How to Support your Teen with T1D

In many ways, it feels harder than ever to be a teenager. Add T1D to the picture, and it only becomes more complex and challenging for teens and those who love them. It is one of the most common scenarios we encounter: a parent is worried about their T1D teen’s health and safety, feeling helpless and frustrated with their teen’s lack of motivation and consistency with the regimen, and a teen wanting independence and not to be nagged, but hating diabetes and still needing support. So, where do you go from there? Here are some things to consider and some things that may help you feel more like you’re in a partnership and not a power struggle.

T1D is a marathon, not a sprint, and marathons are exhausting. Diabetes is relentless, isn’t it? It doesn’t stop, and it certainly doesn’t fit with the teen culture of spontaneity, fitting in, separating from caregivers, and risk-taking. Monitoring blood sugars and taking insulin can certainly fall by the wayside in the face of academic pressures, peer issues, family stress, and the search for identity. Even with a CGM, attention must be diverted to see where you’re at before activity or food, or when an alarm goes off: it’s inconvenient and annoying, at the least. Acknowledging that diabetes is not always the priority is ok. It’s also important to recognize that no matter what you do, blood sugars will fluctuate, especially when puberty and hormones kick in! Starting from a point of understanding is key. 

One thing teens often tell us is that they are trying, truly, but they give up because they feel that, no matter what they do, it’s never good enough. Giving credit for the things they are doing goes a long way, and positive reinforcement can help buffer harder conversations about things to work on. It is also helpful (and, admittedly, difficult) to focus positive feedback on the effort behind the number, not the number itself: blood sugars are not value-based, good or bad, they are simply in range or out of range/high/low. Being neutral in your communications around diabetes can make it feel lighter for everyone involved.

If positive reinforcement is at the core of unlocking cooperation, hands-on support, and guided supervision keep the door open. We know that it’s important to foster independence and follow your teen’s lead in terms of what they can and want to do on their own, but there should always be the option for them to turf diabetes to a parent/caregiver at any time, meal, for a day, or a week or whatever is needed for them to get some space and respite: a diabetes holiday, if you will. Think of it this way- while the parent brain is thinking about when a teen is in college, working or living on their own, and wondering if they will be ok, we are thinking that we don’t want a teen to be so burnt out from trying to manage diabetes on their own the years prior, that they can no longer do it when they don’t have their safety net. They will not be out of practice, they have a foundation of skills to fall back on, but they have to have the energy to put those skills into action and need help to keep that up. Granted, they have to be willing to accept help! If it feels like your teen wants to go it alone, give them the space and opportunity, but have them know that you are going to check their devices nightly or weekly to see how things are going. In general, checking devices instead of asking a teen to tell you their blood glucose and what they did or did not do about it, is always going to be more productive and reliable (e.g. less nagging and misremembering what happened…!).

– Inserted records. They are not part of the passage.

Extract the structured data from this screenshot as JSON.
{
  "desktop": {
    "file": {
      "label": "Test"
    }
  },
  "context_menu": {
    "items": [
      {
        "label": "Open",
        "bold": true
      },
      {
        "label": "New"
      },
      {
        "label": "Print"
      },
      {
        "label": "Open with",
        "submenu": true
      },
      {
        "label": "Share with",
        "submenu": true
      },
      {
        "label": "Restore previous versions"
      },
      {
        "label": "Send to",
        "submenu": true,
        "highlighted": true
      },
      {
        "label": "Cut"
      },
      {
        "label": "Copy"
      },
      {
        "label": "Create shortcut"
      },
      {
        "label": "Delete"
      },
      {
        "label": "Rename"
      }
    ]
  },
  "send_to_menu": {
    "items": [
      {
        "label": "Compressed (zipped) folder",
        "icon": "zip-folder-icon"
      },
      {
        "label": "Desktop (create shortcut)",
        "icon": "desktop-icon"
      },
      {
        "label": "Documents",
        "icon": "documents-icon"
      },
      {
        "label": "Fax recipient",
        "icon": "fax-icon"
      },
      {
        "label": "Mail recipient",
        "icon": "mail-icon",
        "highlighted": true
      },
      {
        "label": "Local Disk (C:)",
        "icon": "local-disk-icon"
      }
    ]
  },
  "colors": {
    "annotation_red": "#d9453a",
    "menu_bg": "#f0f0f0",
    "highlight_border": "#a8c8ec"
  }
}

Think about the things that a teen values most. Are they focused on competing in a sport, excelling at an instrument or building confidence in a new skill? How does having a blood sugar in or out of range impact their ability to perform in this area, have they noticed? How can they leverage that to optimize their performance? This shifts the approach from constantly working for diabetes, to finding ways to make diabetes work for you.

A teen’s first job is to be a teen, not to manage diabetes (a struggle for most adults!). As teens grow and find their way in the world, they spend less time at home and more time with friends, partners etc.: use them, bring them in the loop! They are your teens’ world for a time, and they can play a huge role in encouraging and promoting accountability in a way that doesn’t immediately bring out resistance, as is often the case at home. A neutral person, like a counselor or therapist, can also provide a safe space for a teen or caregiver to vent, process how they feel and explore coping strategies that will serve them when it comes to diabetes and life in general. This is particularly important if a teen is dealing with burnout, anxiety, and/or depression, all topics deserving of their own blog!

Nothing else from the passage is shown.